Alzheimer’s disease is a brain disorder that causes the brain to shrink (atrophy) and brain cells to die. This puts many at risk of memory loss and reduced brain functions that can cause real havoc in their old age.
Nobody enjoys sitting in traffic. It’s a small price to pay to live in the city. But did you know, city life may be putting you at risk for more than mild irritation during rush hour?
We know that certain lifestyle factors can increase your risk of dementia. Heart disease and a sedentary lifestyle are two examples.
Now there is reason to suggest our environment could play a potential role as well.
According to a new study, traffic noise can increase your risk of Alzheimer’s dementia.
Newer studies have linked air pollution to increased dementia risk. Other research has linked noise pollution from urban areas to obesity and diabetes.
Danish researchers decided to create this study to see if there’s a link between noise pollution and dementia risk.
Two million participants aged 60 years and older were studied between 2004 and 2017. They studied them for an average of eight and a half years.
The participant’s dementia outcomes were then compared to their exposure to traffic noise. They did this based on their home addresses.
Researchers wanted to be as accurate as possible. They estimated traffic noise pollution levels for every residence. They did this by looking at the most and least exposed sides of their homes.
The results found 103,500 new dementia cases during this study.
Once they adjusted for lifestyle choices, they found an observational connection. They saw that exposure to traffic noise for an average of 10 years increased dementia risk.
They found that longer exposure to noise pollution was more detrimental than short-term exposure to louder noise. For example, exposure to a car alarm for 5 minutes was less detrimental than exposure to the same alarm at a lower volume for 25 minutes.
Exposure to car noises over 55 dB had a 27% greater risk.
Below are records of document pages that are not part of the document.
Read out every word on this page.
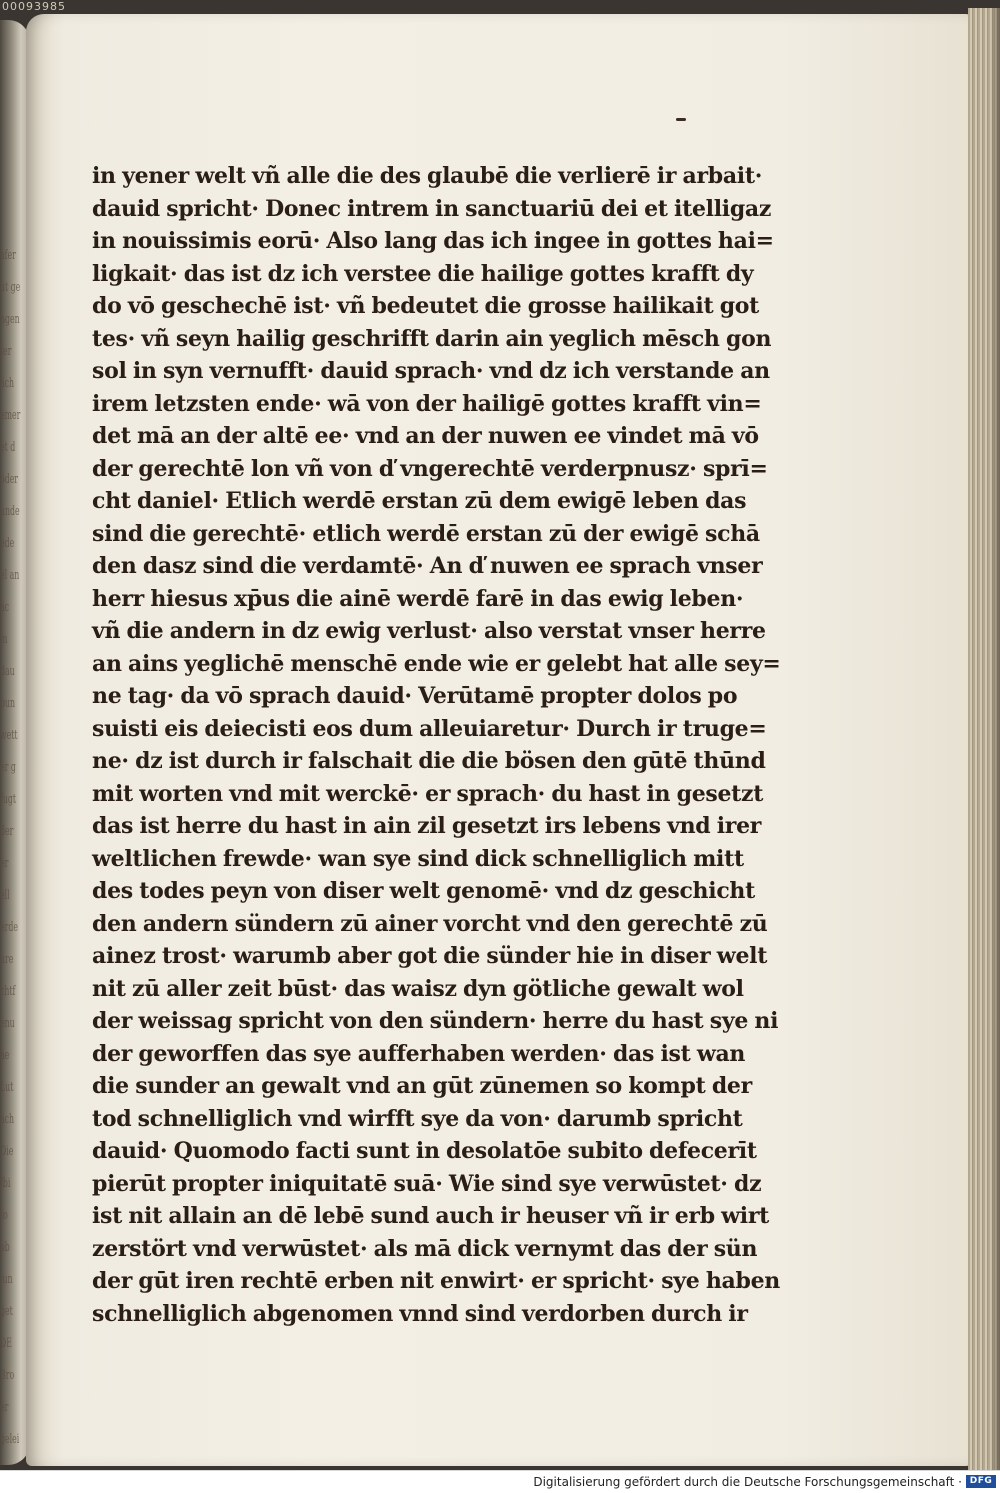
00093985
afer
ut ge
ngen
ter
ach
emer
et d
oder
unde
ede
el an
ac
m
dau
bun
wett
er g
fugt
der
er
ell
erde
ure
chtf
enu
ae
Lut
ach
Die
fbi
to
ob
lun
get
DE
Bro
er
gelei
in yener welt vñ alle die des glaubē die verlierē ir arbait·
dauid spricht· Donec intrem in sanctuariū dei et itelligaz
in nouissimis eorū· Also lang das ich ingee in gottes hai=
ligkait· das ist dz ich verstee die hailige gottes krafft dy
do vō geschechē ist· vñ bedeutet die grosse hailikait got
tes· vñ seyn hailig geschrifft darin ain yeglich mēsch gon
sol in syn vernufft· dauid sprach· vnd dz ich verstande an
irem letzsten ende· wā von der hailigē gottes krafft vin=
det mā an der altē ee· vnd an der nuwen ee vindet mā vō
der gerechtē lon vñ von ď vngerechtē verderpnusz· sprī=
cht daniel· Etlich werdē erstan zū dem ewigē leben das
sind die gerechtē· etlich werdē erstan zū der ewigē schā
den dasz sind die verdamtē· An ď nuwen ee sprach vnser
herr hiesus xp̄us die ainē werdē farē in das ewig leben·
vñ die andern in dz ewig verlust· also verstat vnser herre
an ains yeglichē menschē ende wie er gelebt hat alle sey=
ne tag· da vō sprach dauid· Verūtamē propter dolos po
suisti eis deiecisti eos dum alleuiaretur· Durch ir truge=
ne· dz ist durch ir falschait die die bösen den gūtē thūnd
mit worten vnd mit werckē· er sprach· du hast in gesetzt
das ist herre du hast in ain zil gesetzt irs lebens vnd irer
weltlichen frewde· wan sye sind dick schnelliglich mitt
des todes peyn von diser welt genomē· vnd dz geschicht
den andern sündern zū ainer vorcht vnd den gerechtē zū
ainez trost· warumb aber got die sünder hie in diser welt
nit zū aller zeit būst· das waisz dyn götliche gewalt wol
der weissag spricht von den sündern· herre du hast sye ni
der geworffen das sye aufferhaben werden· das ist wan
die sunder an gewalt vnd an gūt zūnemen so kompt der
tod schnelliglich vnd wirfft sye da von· darumb spricht
dauid· Quomodo facti sunt in desolatōe subito defecerīt
pierūt propter iniquitatē suā· Wie sind sye verwūstet· dz
ist nit allain an dē lebē sund auch ir heuser vñ ir erb wirt
zerstört vnd verwūstet· als mā dick vernymt das der sün
der gūt iren rechtē erben nit enwirt· er spricht· sye haben
schnelliglich abgenomen vnnd sind verdorben durch ir
Digitalisierung gefördert durch die Deutsche Forschungsgemeinschaft · DFG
Exposure to railroad noise at 50 dB and above had a 24% greater risk. Car noise exposure was the only noise pollution linked to vascular dementia.
Researchers estimated traffic noise may have contributed to 1,216 of 8,475 total dementia cases in 2017.
More studies are still needed. For now, researchers believe the cause is likely due to many factors. High levels of stress, impaired sleep, weakened immune system, and increased inflammation can all impact risk.
Although this study is promising, the results are observational. There has not been a direct relationship between Alzheimer’s dementia and noise pollution established.
If future studies can confirm this relationship, it will have a large effect on the estimated burden of this disease. It will also affect the estimated healthcare costs associated with transportation noise.
This information is essential in helping to create effective policies focused on the prevention and control of this and other diseases.